Key Questions Your Doctor Must Answer on the DBQ
Checklist of the DBQ's most important questions
These are the key clinical questions from the Narcolepsy DBQ. Help your doctor understand what each question is asking and give them concrete examples for your situation. Print this section and bring it to the appointment. 1. How frequent are sleep attacks? WHY IT MATTERS: Frequency of sleep attacks determines rating level TIPS: Track every sleep attack with date, time, and duration 2. Are there cataplexy episodes? WHY IT MATTERS: Cataplexy adds to severity assessment TIPS: Describe triggers and frequency of muscle weakness episodes 3. How does narcolepsy affect driving and work? WHY IT MATTERS: Functional impact on employment is critical TIPS: Report if you can no longer drive or had to change jobs
Common mistakes
- ×Not tracking sleep attack frequency
- ×Failing to document cataplexy episodes
- ×Not reporting driving restrictions
What VA Raters Look for in This DBQ
Rating-determining factors your doctor must document clearly
VA raters use the Narcolepsy DBQ to determine your disability rating. The most important rating factors for this condition are: 1. Frequency of minor seizure-like sleep attacks 2. Frequency of major attacks with cataplexy 3. Impact on ability to drive and work 4. Effectiveness of medication 5. Residual functional impairment For each factor, give your doctor specific examples from your daily life so they can document accurately (not generically).
Common mistakes
- ×Minimizing impact on employment
Authority
- 38 CFR 4.1 - Functional impairment as the basis for rating.
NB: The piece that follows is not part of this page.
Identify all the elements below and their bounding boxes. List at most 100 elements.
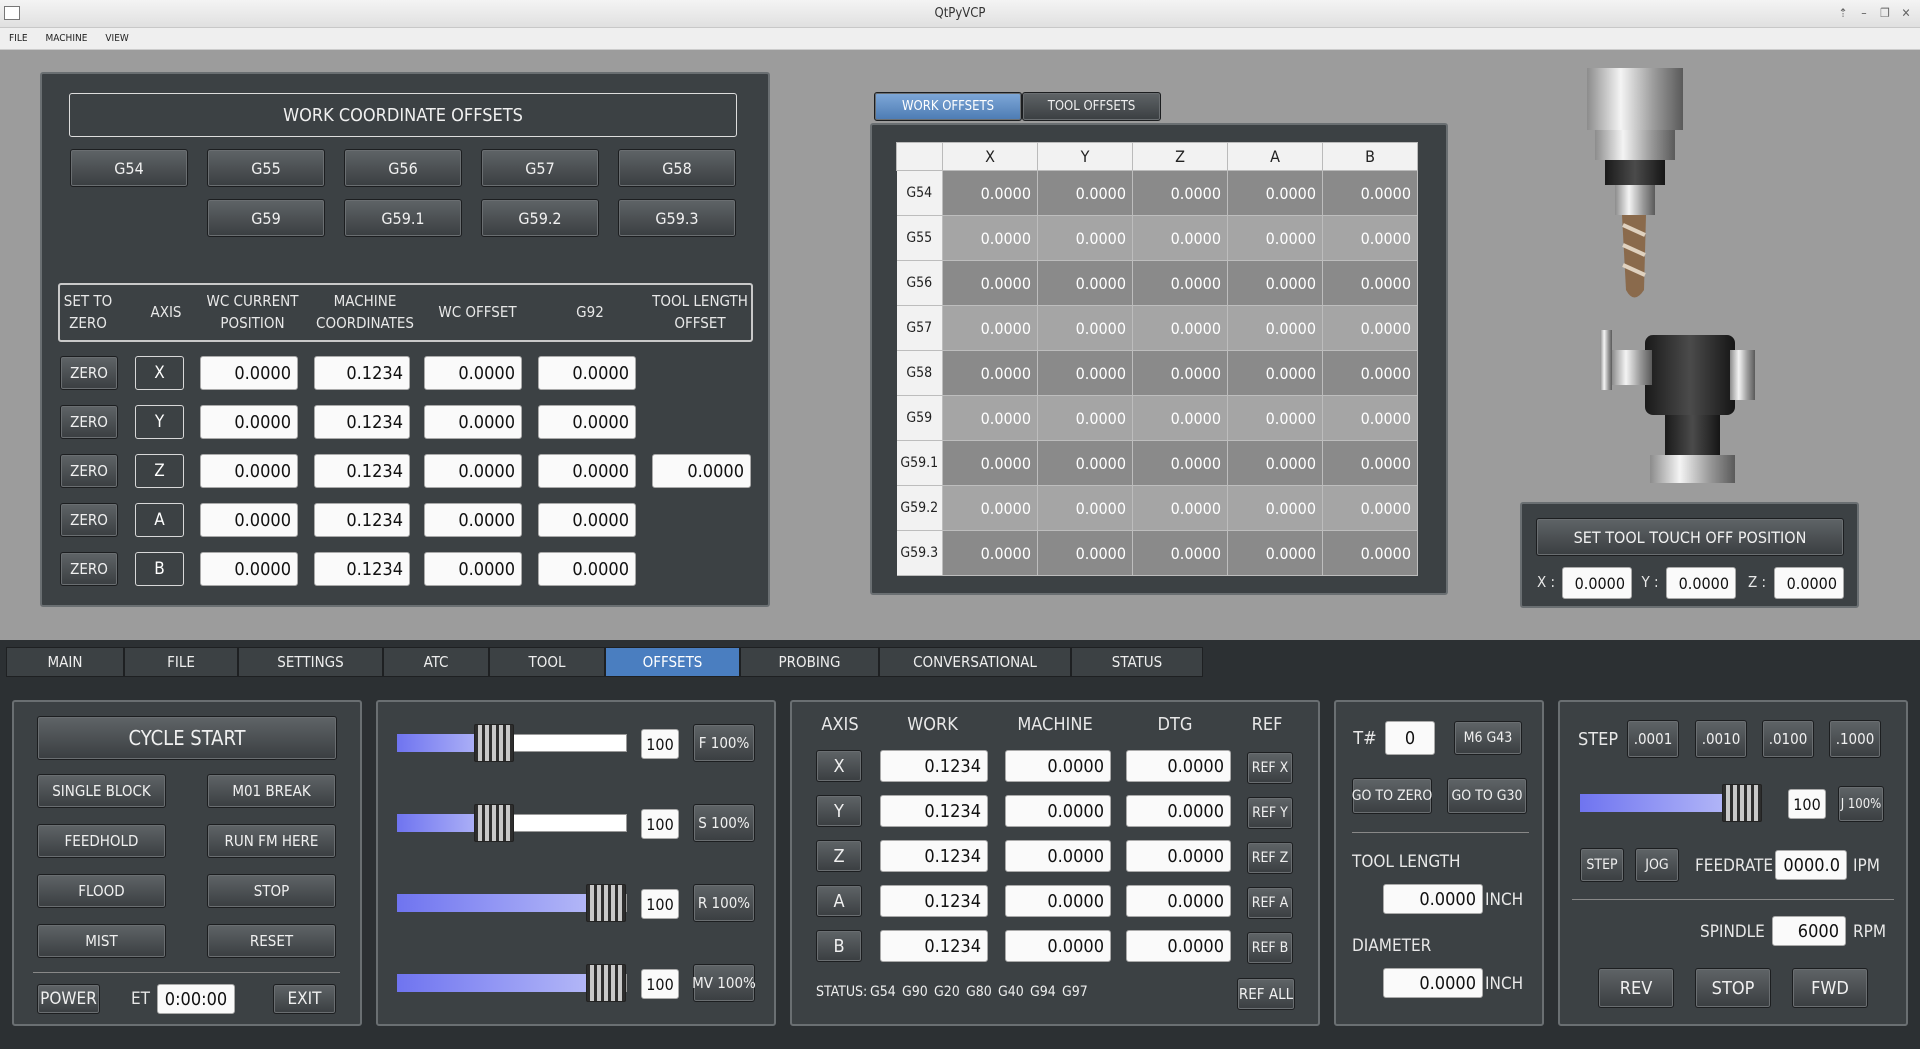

Exam Day Preparation Checklist
What to bring and do before your C&P exam or private DBQ appointment
Preparation checklist for the Narcolepsy DBQ exam: 1. Keep a daily log of sleep attacks for 3+ months 2. Document cataplexy episodes with triggers 3. Bring sleep study results 4. Report all medications and their effectiveness Remember: Describe your WORST days, not your average days. VA raters evaluate the full range of your disability including its worst manifestations.
Common mistakes
- ×Describing your best days or average functioning instead of your worst - VA rates the full range of disability.
- ×Minimizing symptoms out of stoicism or pride - accurate documentation is not exaggeration; it is honesty.
- ×Not mentioning secondary symptoms, side effects, or additional conditions the doctor may not ask about.
Statutory and regulatory authority
- 38 CFR 4.1 - Functional impairment as the basis for rating.